Le soir, Roxane aimait respirer le parfum des citronniers et des orangers qui ornaient le patio où murmurait une fontaine.

Un soir, alors qu’elle fermait les yeux et composait une strophe dédiée à la nymphe des eaux, une petite voix se fit entendre.

«  Roxane, ma douce, je connais un moyen pour que la fortune te soit rendue. Demain, au coucher du soleil, rends-toi dans la palmeraie. En chemin, tu trouveras un plan et une pelle. Creuse à l’endroit indiqué et un coffre d’or et de pierreries s’offrira à toi. L’honneur de ta famille sera enfin lavé ».

La journée parut longue à la jeune fille qui se piqua plusieurs fois le doigt en brodant tant ses nerfs étaient à vif.

Elle revêtit un caftan de soie incrusté de perles, s’enveloppa dans une djellaba noire et se mit en chemin, babouches souples aux pieds, pour la palmeraie.

Elle trouva le plan au pied d’un arbre cerclé de pierres rondes, fit trente pas vers le nord et creusa à l’aide de la pelle posée sur un palmier dattier.

Comme prévu, un coffre apparut mais au moment où elle s’efforçait de l’ouvrir, un bruit de calèche se fit entendre.

Roxane se cacha derrière l’arbre et découvrit avec surprise que l’occupant de la calèche n’était autre que le prince Farid.

Le prince descendit  de calèche, contourna l’arbre et s’agenouilla respectueusement près de sa dame d’amour.

«  Roxane, ma bien aimée, ne tremblez pas car je ne vous veux aucun mal. Devenez ma femme et je vous chérirai toute ma vie. Un esprit s’est adressé à moi hier soir alors que je respirais le parfum d’une rose que mon jardinier a créée pour vous, Rose d’amour, la bien nommée. Cet être féerique m’a conseillé de venir dans la palmeraie ajoutant qu’il y allait de mon bonheur ».

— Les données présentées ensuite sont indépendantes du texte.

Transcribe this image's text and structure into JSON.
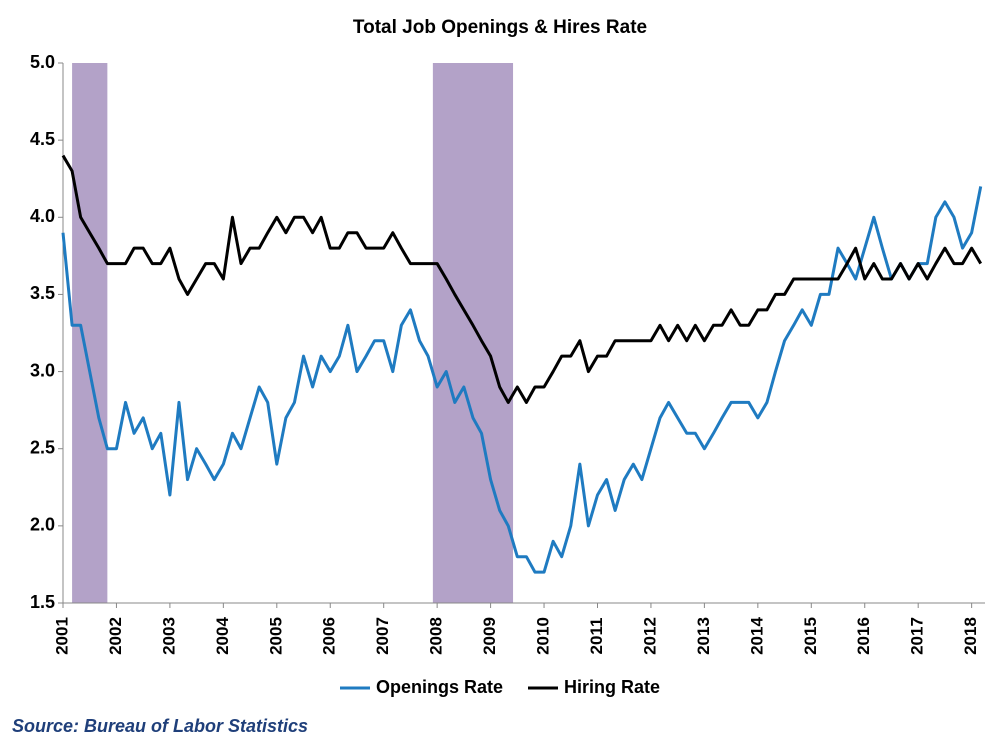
{
  "chart_data": {
    "type": "line",
    "title": "Total Job Openings & Hires Rate",
    "source": "Source: Bureau of Labor Statistics",
    "xlim": [
      2001,
      2018.25
    ],
    "xticks": [
      2001,
      2002,
      2003,
      2004,
      2005,
      2006,
      2007,
      2008,
      2009,
      2010,
      2011,
      2012,
      2013,
      2014,
      2015,
      2016,
      2017,
      2018
    ],
    "ylim": [
      1.5,
      5
    ],
    "yticks": [
      1.5,
      {
        "value": 2,
        "label": "2.0"
      },
      2.5,
      {
        "value": 3,
        "label": "3.0"
      },
      3.5,
      {
        "value": 4,
        "label": "4.0"
      },
      4.5,
      {
        "value": 5,
        "label": "5.0"
      }
    ],
    "grid": false,
    "legend": "bottom",
    "recessions": [
      [
        2001.17,
        2001.83
      ],
      [
        2007.92,
        2009.42
      ]
    ],
    "recession_color": "#b3a2c8",
    "x": [
      2001,
      2001.17,
      2001.33,
      2001.5,
      2001.67,
      2001.83,
      2002,
      2002.17,
      2002.33,
      2002.5,
      2002.67,
      2002.83,
      2003,
      2003.17,
      2003.33,
      2003.5,
      2003.67,
      2003.83,
      2004,
      2004.17,
      2004.33,
      2004.5,
      2004.67,
      2004.83,
      2005,
      2005.17,
      2005.33,
      2005.5,
      2005.67,
      2005.83,
      2006,
      2006.17,
      2006.33,
      2006.5,
      2006.67,
      2006.83,
      2007,
      2007.17,
      2007.33,
      2007.5,
      2007.67,
      2007.83,
      2008,
      2008.17,
      2008.33,
      2008.5,
      2008.67,
      2008.83,
      2009,
      2009.17,
      2009.33,
      2009.5,
      2009.67,
      2009.83,
      2010,
      2010.17,
      2010.33,
      2010.5,
      2010.67,
      2010.83,
      2011,
      2011.17,
      2011.33,
      2011.5,
      2011.67,
      2011.83,
      2012,
      2012.17,
      2012.33,
      2012.5,
      2012.67,
      2012.83,
      2013,
      2013.17,
      2013.33,
      2013.5,
      2013.67,
      2013.83,
      2014,
      2014.17,
      2014.33,
      2014.5,
      2014.67,
      2014.83,
      2015,
      2015.17,
      2015.33,
      2015.5,
      2015.67,
      2015.83,
      2016,
      2016.17,
      2016.33,
      2016.5,
      2016.67,
      2016.83,
      2017,
      2017.17,
      2017.33,
      2017.5,
      2017.67,
      2017.83,
      2018,
      2018.17
    ],
    "series": [
      {
        "name": "Openings Rate",
        "color": "#1f7bc1",
        "values": [
          3.9,
          3.3,
          3.3,
          3.0,
          2.7,
          2.5,
          2.5,
          2.8,
          2.6,
          2.7,
          2.5,
          2.6,
          2.2,
          2.8,
          2.3,
          2.5,
          2.4,
          2.3,
          2.4,
          2.6,
          2.5,
          2.7,
          2.9,
          2.8,
          2.4,
          2.7,
          2.8,
          3.1,
          2.9,
          3.1,
          3.0,
          3.1,
          3.3,
          3.0,
          3.1,
          3.2,
          3.2,
          3.0,
          3.3,
          3.4,
          3.2,
          3.1,
          2.9,
          3.0,
          2.8,
          2.9,
          2.7,
          2.6,
          2.3,
          2.1,
          2.0,
          1.8,
          1.8,
          1.7,
          1.7,
          1.9,
          1.8,
          2.0,
          2.4,
          2.0,
          2.2,
          2.3,
          2.1,
          2.3,
          2.4,
          2.3,
          2.5,
          2.7,
          2.8,
          2.7,
          2.6,
          2.6,
          2.5,
          2.6,
          2.7,
          2.8,
          2.8,
          2.8,
          2.7,
          2.8,
          3.0,
          3.2,
          3.3,
          3.4,
          3.3,
          3.5,
          3.5,
          3.8,
          3.7,
          3.6,
          3.8,
          4.0,
          3.8,
          3.6,
          3.7,
          3.6,
          3.7,
          3.7,
          4.0,
          4.1,
          4.0,
          3.8,
          3.9,
          4.2
        ]
      },
      {
        "name": "Hiring Rate",
        "color": "#000000",
        "values": [
          4.4,
          4.3,
          4.0,
          3.9,
          3.8,
          3.7,
          3.7,
          3.7,
          3.8,
          3.8,
          3.7,
          3.7,
          3.8,
          3.6,
          3.5,
          3.6,
          3.7,
          3.7,
          3.6,
          4.0,
          3.7,
          3.8,
          3.8,
          3.9,
          4.0,
          3.9,
          4.0,
          4.0,
          3.9,
          4.0,
          3.8,
          3.8,
          3.9,
          3.9,
          3.8,
          3.8,
          3.8,
          3.9,
          3.8,
          3.7,
          3.7,
          3.7,
          3.7,
          3.6,
          3.5,
          3.4,
          3.3,
          3.2,
          3.1,
          2.9,
          2.8,
          2.9,
          2.8,
          2.9,
          2.9,
          3.0,
          3.1,
          3.1,
          3.2,
          3.0,
          3.1,
          3.1,
          3.2,
          3.2,
          3.2,
          3.2,
          3.2,
          3.3,
          3.2,
          3.3,
          3.2,
          3.3,
          3.2,
          3.3,
          3.3,
          3.4,
          3.3,
          3.3,
          3.4,
          3.4,
          3.5,
          3.5,
          3.6,
          3.6,
          3.6,
          3.6,
          3.6,
          3.6,
          3.7,
          3.8,
          3.6,
          3.7,
          3.6,
          3.6,
          3.7,
          3.6,
          3.7,
          3.6,
          3.7,
          3.8,
          3.7,
          3.7,
          3.8,
          3.7
        ]
      }
    ]
  }
}
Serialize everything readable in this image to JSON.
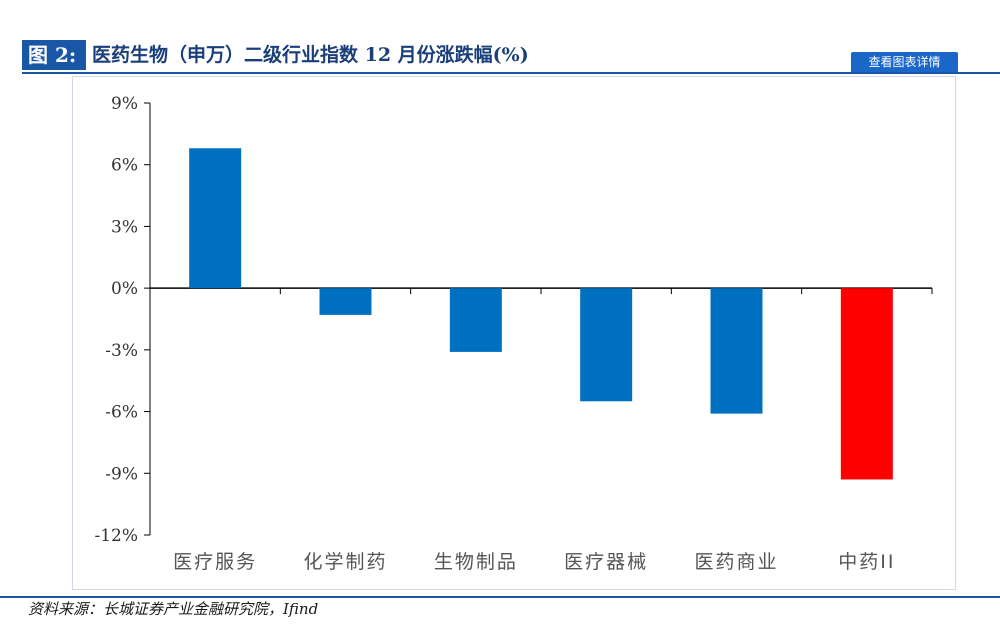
{
  "header": {
    "figure_label": "图 2:",
    "title": "医药生物（申万）二级行业指数 12 月份涨跌幅(%)",
    "detail_button": "查看图表详情"
  },
  "source": "资料来源：长城证券产业金融研究院，Ifind",
  "chart_data": {
    "type": "bar",
    "categories": [
      "医疗服务",
      "化学制药",
      "生物制品",
      "医疗器械",
      "医药商业",
      "中药II"
    ],
    "values": [
      6.8,
      -1.3,
      -3.1,
      -5.5,
      -6.1,
      -9.3
    ],
    "colors": [
      "#0070c0",
      "#0070c0",
      "#0070c0",
      "#0070c0",
      "#0070c0",
      "#ff0000"
    ],
    "ylim": [
      -12,
      9
    ],
    "yticks": [
      9,
      6,
      3,
      0,
      -3,
      -6,
      -9,
      -12
    ],
    "ytick_labels": [
      "9%",
      "6%",
      "3%",
      "0%",
      "-3%",
      "-6%",
      "-9%",
      "-12%"
    ],
    "grid": false,
    "xlabel": "",
    "ylabel": ""
  }
}
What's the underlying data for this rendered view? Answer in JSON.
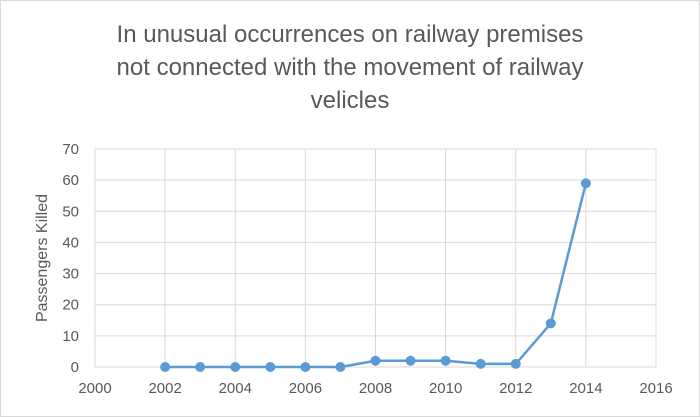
{
  "chart_data": {
    "type": "scatter",
    "title_lines": [
      "In unusual occurrences on railway premises",
      "not connected with the movement of railway",
      "velicles"
    ],
    "ylabel": "Passengers Killed",
    "xlabel": "",
    "xlim": [
      2000,
      2016
    ],
    "ylim": [
      0,
      70
    ],
    "x_ticks": [
      2000,
      2002,
      2004,
      2006,
      2008,
      2010,
      2012,
      2014,
      2016
    ],
    "y_ticks": [
      0,
      10,
      20,
      30,
      40,
      50,
      60,
      70
    ],
    "grid": true,
    "legend": "none",
    "series": [
      {
        "color": "#5b9bd5",
        "markers": true,
        "line": "straight",
        "x": [
          2002,
          2003,
          2004,
          2005,
          2006,
          2007,
          2008,
          2009,
          2010,
          2011,
          2012,
          2013,
          2014
        ],
        "y": [
          0,
          0,
          0,
          0,
          0,
          0,
          2,
          2,
          2,
          1,
          1,
          14,
          59
        ]
      }
    ]
  }
}
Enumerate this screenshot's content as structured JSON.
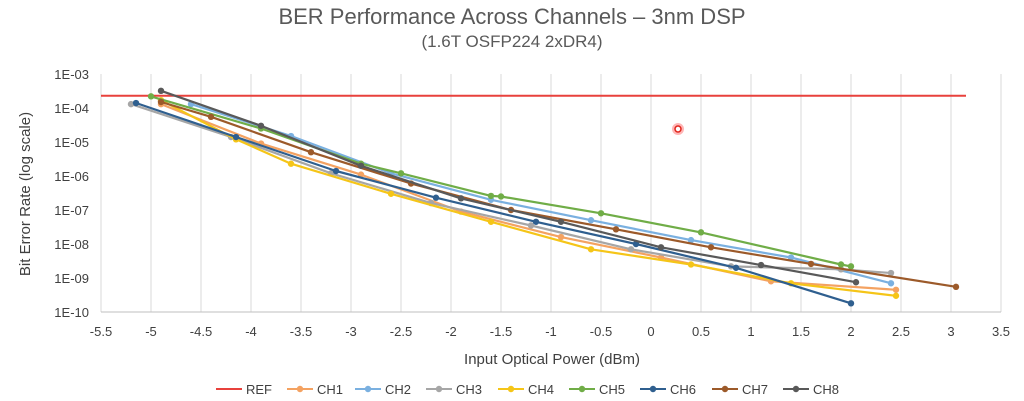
{
  "chart_data": {
    "type": "line",
    "title": "BER Performance Across Channels – 3nm DSP",
    "subtitle": "(1.6T OSFP224 2xDR4)",
    "xlabel": "Input Optical Power (dBm)",
    "ylabel": "Bit Error Rate (log scale)",
    "xlim": [
      -5.5,
      3.5
    ],
    "ylim": [
      1e-10,
      0.001
    ],
    "yscale": "log",
    "x_ticks": [
      "-5.5",
      "-5",
      "-4.5",
      "-4",
      "-3.5",
      "-3",
      "-2.5",
      "-2",
      "-1.5",
      "-1",
      "-0.5",
      "0",
      "0.5",
      "1",
      "1.5",
      "2",
      "2.5",
      "3",
      "3.5"
    ],
    "y_ticks": [
      "1E-03",
      "1E-04",
      "1E-05",
      "1E-06",
      "1E-07",
      "1E-08",
      "1E-09",
      "1E-10"
    ],
    "grid": "vertical",
    "legend_position": "bottom",
    "series": [
      {
        "name": "REF",
        "color": "#e8413c",
        "marker": false,
        "x": [
          -5.5,
          3.15
        ],
        "y": [
          0.00023,
          0.00023
        ]
      },
      {
        "name": "CH1",
        "color": "#f4a261",
        "marker": true,
        "x": [
          -4.9,
          -3.9,
          -2.9,
          -1.9,
          -0.9,
          0.1,
          1.2,
          2.45
        ],
        "y": [
          0.00013,
          9e-06,
          1.1e-06,
          9e-08,
          1.6e-08,
          4e-09,
          8e-10,
          4.5e-10
        ]
      },
      {
        "name": "CH2",
        "color": "#7ab0e0",
        "marker": true,
        "x": [
          -4.6,
          -3.6,
          -2.6,
          -1.6,
          -0.6,
          0.4,
          1.4,
          2.4
        ],
        "y": [
          0.00013,
          1.5e-05,
          1.2e-06,
          2e-07,
          5e-08,
          1.3e-08,
          4e-09,
          7e-10
        ]
      },
      {
        "name": "CH3",
        "color": "#a6a6a6",
        "marker": true,
        "x": [
          -5.2,
          -4.2,
          -3.2,
          -2.2,
          -1.2,
          -0.2,
          0.8,
          1.9,
          2.4
        ],
        "y": [
          0.00013,
          1.4e-05,
          1.2e-06,
          1.6e-07,
          3.5e-08,
          7e-09,
          2.2e-09,
          1.8e-09,
          1.4e-09
        ]
      },
      {
        "name": "CH4",
        "color": "#f5c518",
        "marker": true,
        "x": [
          -4.9,
          -4.15,
          -3.6,
          -2.6,
          -1.6,
          -0.6,
          0.4,
          1.4,
          2.45
        ],
        "y": [
          0.00017,
          1.2e-05,
          2.3e-06,
          3e-07,
          4.5e-08,
          7e-09,
          2.5e-09,
          7e-10,
          3e-10
        ]
      },
      {
        "name": "CH5",
        "color": "#70ad47",
        "marker": true,
        "x": [
          -5,
          -3.9,
          -2.9,
          -2.5,
          -1.6,
          -1.5,
          -0.5,
          0.5,
          1.9,
          2
        ],
        "y": [
          0.00022,
          2.5e-05,
          2.3e-06,
          1.2e-06,
          2.6e-07,
          2.5e-07,
          8e-08,
          2.2e-08,
          2.5e-09,
          2.2e-09
        ]
      },
      {
        "name": "CH6",
        "color": "#2f5f8f",
        "marker": true,
        "x": [
          -5.15,
          -4.15,
          -3.15,
          -2.15,
          -1.15,
          -0.15,
          0.85,
          2
        ],
        "y": [
          0.00014,
          1.4e-05,
          1.4e-06,
          2.3e-07,
          4.5e-08,
          1e-08,
          2e-09,
          1.8e-10
        ]
      },
      {
        "name": "CH7",
        "color": "#9c5a2a",
        "marker": true,
        "x": [
          -4.9,
          -4.4,
          -3.4,
          -2.4,
          -1.4,
          -0.35,
          0.6,
          1.6,
          3.05
        ],
        "y": [
          0.00015,
          5.5e-05,
          5e-06,
          6e-07,
          1e-07,
          2.7e-08,
          8e-09,
          2.6e-09,
          5.5e-10
        ]
      },
      {
        "name": "CH8",
        "color": "#595959",
        "marker": true,
        "x": [
          -4.9,
          -3.9,
          -2.9,
          -1.9,
          -0.9,
          0.1,
          1.1,
          2.05
        ],
        "y": [
          0.00032,
          3e-05,
          2e-06,
          2.2e-07,
          4.5e-08,
          8e-09,
          2.4e-09,
          7.5e-10
        ]
      }
    ]
  }
}
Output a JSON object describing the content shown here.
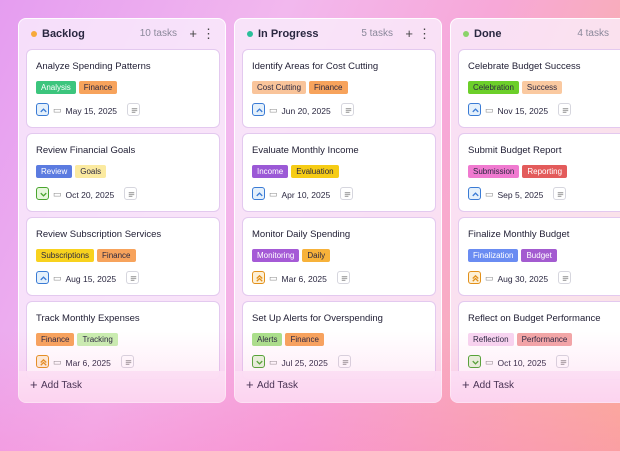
{
  "add_task_label": "Add Task",
  "columns": [
    {
      "title": "Backlog",
      "count": "10 tasks",
      "dot": "#f7a93b",
      "cards": [
        {
          "title": "Analyze Spending Patterns",
          "tags": [
            {
              "label": "Analysis",
              "color": "#3cc57d"
            },
            {
              "label": "Finance",
              "color": "#f7a35c"
            }
          ],
          "date": "May 15, 2025",
          "priority": "up"
        },
        {
          "title": "Review Financial Goals",
          "tags": [
            {
              "label": "Review",
              "color": "#5b7be0"
            },
            {
              "label": "Goals",
              "color": "#fbeaa0"
            }
          ],
          "date": "Oct 20, 2025",
          "priority": "down"
        },
        {
          "title": "Review Subscription Services",
          "tags": [
            {
              "label": "Subscriptions",
              "color": "#f8d21e"
            },
            {
              "label": "Finance",
              "color": "#f7a35c"
            }
          ],
          "date": "Aug 15, 2025",
          "priority": "up"
        },
        {
          "title": "Track Monthly Expenses",
          "tags": [
            {
              "label": "Finance",
              "color": "#f7a35c"
            },
            {
              "label": "Tracking",
              "color": "#c9eeb0"
            }
          ],
          "date": "Mar 6, 2025",
          "priority": "double-up"
        }
      ]
    },
    {
      "title": "In Progress",
      "count": "5 tasks",
      "dot": "#2bbf9a",
      "cards": [
        {
          "title": "Identify Areas for Cost Cutting",
          "tags": [
            {
              "label": "Cost Cutting",
              "color": "#f9c49a"
            },
            {
              "label": "Finance",
              "color": "#f7a35c"
            }
          ],
          "date": "Jun 20, 2025",
          "priority": "up"
        },
        {
          "title": "Evaluate Monthly Income",
          "tags": [
            {
              "label": "Income",
              "color": "#9b59d6"
            },
            {
              "label": "Evaluation",
              "color": "#f6cc15"
            }
          ],
          "date": "Apr 10, 2025",
          "priority": "up"
        },
        {
          "title": "Monitor Daily Spending",
          "tags": [
            {
              "label": "Monitoring",
              "color": "#a55ad6"
            },
            {
              "label": "Daily",
              "color": "#f7b23a"
            }
          ],
          "date": "Mar 6, 2025",
          "priority": "double-up"
        },
        {
          "title": "Set Up Alerts for Overspending",
          "tags": [
            {
              "label": "Alerts",
              "color": "#a9e08a"
            },
            {
              "label": "Finance",
              "color": "#f7a35c"
            }
          ],
          "date": "Jul 25, 2025",
          "priority": "down"
        }
      ]
    },
    {
      "title": "Done",
      "count": "4 tasks",
      "dot": "#8bd36a",
      "cards": [
        {
          "title": "Celebrate Budget Success",
          "tags": [
            {
              "label": "Celebration",
              "color": "#6ccf2a"
            },
            {
              "label": "Success",
              "color": "#fac9a0"
            }
          ],
          "date": "Nov 15, 2025",
          "priority": "up"
        },
        {
          "title": "Submit Budget Report",
          "tags": [
            {
              "label": "Submission",
              "color": "#f07ad0"
            },
            {
              "label": "Reporting",
              "color": "#e35b5b"
            }
          ],
          "date": "Sep 5, 2025",
          "priority": "up"
        },
        {
          "title": "Finalize Monthly Budget",
          "tags": [
            {
              "label": "Finalization",
              "color": "#6a8cf2"
            },
            {
              "label": "Budget",
              "color": "#a35bd0"
            }
          ],
          "date": "Aug 30, 2025",
          "priority": "double-up"
        },
        {
          "title": "Reflect on Budget Performance",
          "tags": [
            {
              "label": "Reflection",
              "color": "#f7d5f0"
            },
            {
              "label": "Performance",
              "color": "#f2a6a6"
            }
          ],
          "date": "Oct 10, 2025",
          "priority": "down"
        }
      ]
    }
  ]
}
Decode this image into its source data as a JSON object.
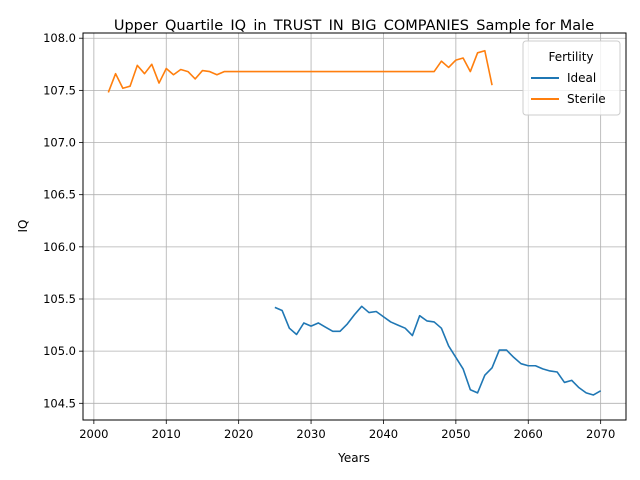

Frappée par la concordance de ces messages surnaturels, Roxane abandonna toute résistance et conta à son tour la révélation de la soirée précédente.

D’un commun accord, ils ouvrirent le coffre et furent éblouis par son contenu : louis d’or, rubis, émeraudes, diamants et perles y figuraient en abondance.

Il y avait de quoi éponger la fameuse dette et acheter de belles propriétés.

«  Plus rien ne s’opposera à notre union dit le prince Farid avec infiniment de tendresse. Je vous aurais épousée démunie de toute fortune mais je sais qu’il vous en coûtait de venir à moi couverte de dettes. L’honneur perdu était pour vous une tache indélébile. Vous voici plus riche que moi à présent : me ferez-vous la grâce d’accepter ma demande en mariage, ma mie » ?

Pour toute réponse, Roxane ôta sa djellaba noire et apparut, sous la lune, resplendissante de beauté dans sa belle robe de soie brodée de perles, son caftan d’amour.

Elle s’abandonna dans les bras du prince Farid qu’elle chérissait depuis toujours en dépit de ses refus et tous deux prirent le chemin de la Ménara pour rêver à leur futur bonheur.

Le piano du rêve


Un violent orage a zébré le ciel, le coupant en deux et faisant apparaître le gigantesque clavier d’un piano d’où s’échappent des notes enchanteresses.

De chaque côté du clavier, Johnny dans tout l’éclat de sa jeunesse et Johnny le septuagénaire de notre deuxième versant de la vie se font face, nous rappelant les grands moments de nos amours.

De Retiens la nuit à Quelque chose de Tennessee, les chansons de Johnny nous ramènent sur les sentiers magiques des vallons oubliés par les fées.

Un double récital surgit du ciel apaisé et dans une atmosphère d’aurore boréale, nous endormons, l’image de Johnny flottant sur nos paupières dorées.